Pagani Huayra Roadster – Topless Supercar
If there’s one thing supercar builder Horacio Pagani wants everybody to know about his new Pagani Huayra roadster, it’s this: This is not just a Huayra with the roof removed. This is a brand-new car, even if it has the same name and general shape as the gullwing coupe that came before. Pagani says it applied lessons learned from creating the hard-core Huayra BC to every detail on the roadster. Although it uses the same Mercedes-AMG V-12 mounted amidships, the roadster is more powerful, lighter, stiffer, and said to offer better handling—all due to technological and materials improvements. Each of the 100 roadsters to be built will sell for $2.4 million, but leave your checkbook where it is: Every single one already is spoken for.
Pagani Huayra Roadster Video:
Braiding Beauty and Function
The roadster project started in 2010 but was scrapped and begun anew in 2013 around a simple theme: la bellezza, or beauty. Every element was redesigned to optimize aerodynamics, including a new front end with a fresh intake and splitter setup, a different rear diffuser, wider wheel arches, and, of course, a new door and roof layout. The roadster retains the coupe’s movable aerodynamic elements, including two flaps up front and two at the rear that work to maintain downforce. All panels are molded in carbon fiber.
One of the main goals was to make this car lighter than the coupe, and with a claimed final dry weight of 2822 pounds, the roadster takes the crown by 176 pounds. The central tub is constructed from a combination of two carbon-fiber weaves that Pagani calls carbo-titanium and carbo-triax HP52. The front and rear substructures are made from steel tubing. Along with making the car lighter, the roadster is said to be 52 percent stiffer, which is a surprising change in the conversion to a convertible.
The open-air experience is enabled by two removable roof arrangements. One is a carbon-fiber lid with a large glass panel that provides a coupelike appearance when installed. The other is a carbon-fiber framework covered with fabric that can be stored in the car for use in inclement weather.

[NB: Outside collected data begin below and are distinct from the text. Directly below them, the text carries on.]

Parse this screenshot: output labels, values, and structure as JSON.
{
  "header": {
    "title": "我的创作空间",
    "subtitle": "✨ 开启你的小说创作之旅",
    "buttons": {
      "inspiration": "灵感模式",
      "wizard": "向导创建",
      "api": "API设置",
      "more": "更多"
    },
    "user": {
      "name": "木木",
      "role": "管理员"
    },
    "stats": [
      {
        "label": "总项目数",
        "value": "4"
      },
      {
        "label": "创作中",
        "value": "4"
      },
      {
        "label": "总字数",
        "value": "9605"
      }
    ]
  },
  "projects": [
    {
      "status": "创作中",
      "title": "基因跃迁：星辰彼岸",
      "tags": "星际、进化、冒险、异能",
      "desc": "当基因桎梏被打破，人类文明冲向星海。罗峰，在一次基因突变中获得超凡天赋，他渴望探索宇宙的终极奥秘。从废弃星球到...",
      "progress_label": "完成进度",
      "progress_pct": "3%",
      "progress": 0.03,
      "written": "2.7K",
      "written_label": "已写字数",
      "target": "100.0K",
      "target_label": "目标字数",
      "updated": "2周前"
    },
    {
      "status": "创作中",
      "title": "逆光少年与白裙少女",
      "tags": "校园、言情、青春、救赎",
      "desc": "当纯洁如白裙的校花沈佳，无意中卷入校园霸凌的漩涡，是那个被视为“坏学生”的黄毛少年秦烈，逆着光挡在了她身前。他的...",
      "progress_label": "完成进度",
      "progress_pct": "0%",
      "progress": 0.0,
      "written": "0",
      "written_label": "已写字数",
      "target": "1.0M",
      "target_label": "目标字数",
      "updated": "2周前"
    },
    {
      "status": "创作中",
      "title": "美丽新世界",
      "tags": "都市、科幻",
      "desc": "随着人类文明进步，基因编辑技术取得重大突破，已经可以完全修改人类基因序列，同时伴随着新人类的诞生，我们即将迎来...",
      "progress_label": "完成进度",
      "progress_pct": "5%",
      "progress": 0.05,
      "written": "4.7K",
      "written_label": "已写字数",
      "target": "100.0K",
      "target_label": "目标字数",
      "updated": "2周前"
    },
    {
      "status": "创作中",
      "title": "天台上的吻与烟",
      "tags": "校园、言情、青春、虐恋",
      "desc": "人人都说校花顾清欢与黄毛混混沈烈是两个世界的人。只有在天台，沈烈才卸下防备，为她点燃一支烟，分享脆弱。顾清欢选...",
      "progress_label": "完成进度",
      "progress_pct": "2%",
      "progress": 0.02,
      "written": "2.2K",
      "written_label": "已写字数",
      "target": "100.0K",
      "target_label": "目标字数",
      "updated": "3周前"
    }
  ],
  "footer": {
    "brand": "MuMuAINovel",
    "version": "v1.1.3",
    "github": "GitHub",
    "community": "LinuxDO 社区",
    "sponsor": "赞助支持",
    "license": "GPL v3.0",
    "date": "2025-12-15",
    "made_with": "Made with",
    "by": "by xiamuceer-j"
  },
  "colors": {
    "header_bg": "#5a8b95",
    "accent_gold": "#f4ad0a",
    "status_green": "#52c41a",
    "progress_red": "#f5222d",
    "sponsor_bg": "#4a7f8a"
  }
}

The Mercedes-AMG M158 twin-turbocharged 6.0-liter V-12 was designed and built specifically for Pagani. During development of the BC, Pagani Huayra roadster massaged the engine to 754 horsepower at 6200 rpm and 737 lb-ft of torque at 2400 rpm, and that output applies here. The roadster also carries on the BC’s seven-speed automated manual transaxle built by motorsports supplier Xtrac.
It differs from most longitudinal mid-engine transaxles in that its guts are turned 90 degrees to reduce the polar moment of inertia and improve handling. An Automac Engineering–tuned ECU pairs with hydraulic and electronic actuators and carbon synchros for smooth shifting. The electronically controlled limited-slip differential was co-developed with Bosch. Overall, Pagani claims the gearbox is 40 percent lighter than the previous unit used in first-generation Huayras.
Brembo contributed its newest and best braking components. Ventilated carbon-ceramic rotors grabbed by six-piston calipers are employed up front, while the rear carbon-ceramic discs are squeezed by four-piston units. The stoppers live behind staggered-diameter, forged-aluminum APP Tech wheels measuring 20 inches up front and 21 at the rear. Pirelli developed P Zero Corsa tires specifically for this car; they help enable an astounding (and barely believable) 1.80 g of lateral grip, according to Pagani. We aren’t holding our breath that Signor Pagani will ever loan us one to confirm it.